An Improved Quantum Algorithm of the Multislice Method

TL;DR

This paper presents an improved quantum algorithm for the multislice method in electron diffraction simulations, reducing gate count and error, and demonstrating feasibility through classical simulation.

Contribution

The authors develop a more efficient quantum circuit for the multislice method that avoids multi-controlled gates and allows controllable error, enhancing quantum simulation capabilities.

Findings

Significant reduction in quantum gate count.

Feasibility demonstrated via classical simulation.

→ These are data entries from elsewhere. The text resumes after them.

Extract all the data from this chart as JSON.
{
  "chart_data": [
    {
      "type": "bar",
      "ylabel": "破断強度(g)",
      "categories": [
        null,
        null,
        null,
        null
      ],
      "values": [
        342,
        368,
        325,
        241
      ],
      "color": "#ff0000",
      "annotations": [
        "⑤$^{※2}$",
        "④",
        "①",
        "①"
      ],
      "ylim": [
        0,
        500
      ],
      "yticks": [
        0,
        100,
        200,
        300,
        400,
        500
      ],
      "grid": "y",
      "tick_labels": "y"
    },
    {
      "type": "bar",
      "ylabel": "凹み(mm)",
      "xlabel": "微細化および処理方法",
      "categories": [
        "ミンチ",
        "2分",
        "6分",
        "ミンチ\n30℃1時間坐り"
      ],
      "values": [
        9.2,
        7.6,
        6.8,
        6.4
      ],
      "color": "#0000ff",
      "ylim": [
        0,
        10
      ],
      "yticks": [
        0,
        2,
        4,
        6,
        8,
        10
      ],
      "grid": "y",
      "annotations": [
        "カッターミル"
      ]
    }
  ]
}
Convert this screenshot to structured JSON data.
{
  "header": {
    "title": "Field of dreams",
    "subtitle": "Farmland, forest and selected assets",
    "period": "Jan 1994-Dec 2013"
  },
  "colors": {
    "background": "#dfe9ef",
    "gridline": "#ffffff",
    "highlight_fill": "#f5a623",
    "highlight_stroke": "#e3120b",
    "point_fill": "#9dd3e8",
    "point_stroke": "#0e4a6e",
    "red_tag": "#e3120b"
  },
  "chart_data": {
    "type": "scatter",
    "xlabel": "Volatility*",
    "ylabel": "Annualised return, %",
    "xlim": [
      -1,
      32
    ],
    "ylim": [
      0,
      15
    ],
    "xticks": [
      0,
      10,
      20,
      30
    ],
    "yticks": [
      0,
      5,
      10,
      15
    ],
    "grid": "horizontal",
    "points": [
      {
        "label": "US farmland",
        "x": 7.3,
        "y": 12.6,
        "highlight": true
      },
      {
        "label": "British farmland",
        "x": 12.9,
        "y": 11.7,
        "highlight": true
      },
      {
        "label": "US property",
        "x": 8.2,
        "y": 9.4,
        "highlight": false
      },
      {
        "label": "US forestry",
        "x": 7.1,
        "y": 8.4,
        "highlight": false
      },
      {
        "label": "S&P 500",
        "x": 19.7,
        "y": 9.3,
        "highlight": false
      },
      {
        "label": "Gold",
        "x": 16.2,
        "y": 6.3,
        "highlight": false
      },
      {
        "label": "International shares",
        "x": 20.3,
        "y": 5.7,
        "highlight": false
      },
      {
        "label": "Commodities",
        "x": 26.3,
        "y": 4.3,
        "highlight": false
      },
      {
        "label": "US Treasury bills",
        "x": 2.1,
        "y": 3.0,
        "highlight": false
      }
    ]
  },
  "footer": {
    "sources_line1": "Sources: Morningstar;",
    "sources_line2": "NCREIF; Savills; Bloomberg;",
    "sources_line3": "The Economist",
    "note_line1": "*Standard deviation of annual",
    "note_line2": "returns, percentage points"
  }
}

Error controlled within 1%.

Abstract

The multisilce method is an important algorithm for electron diffraction and image simulations in transmission electron microscopy. We have proposed a quantum algorithm of the multislice method based on quantum circuit model previously. In this work we have developed an improved quantum algorithm. We reconstruct the phase-shifting quantum circuit without using the multi-controlled quantum gates, thereby significantly improve the computation efficiency. The new quantum circuit also allows further gate count reduction at the cost of a controllable error. We have simulated the quantum circuit on a classical supercomputer and analyzed the result to prove the feasibility and correctness of the improved quantum algorithm. We also provide proper parameter settings through testing, allowing the minimization of the necessary number of quantum gates while limiting the relative error within 1%. This work demonstrates the potential of applying quantum computing to electron diffraction simulations and achieving quantum advantages.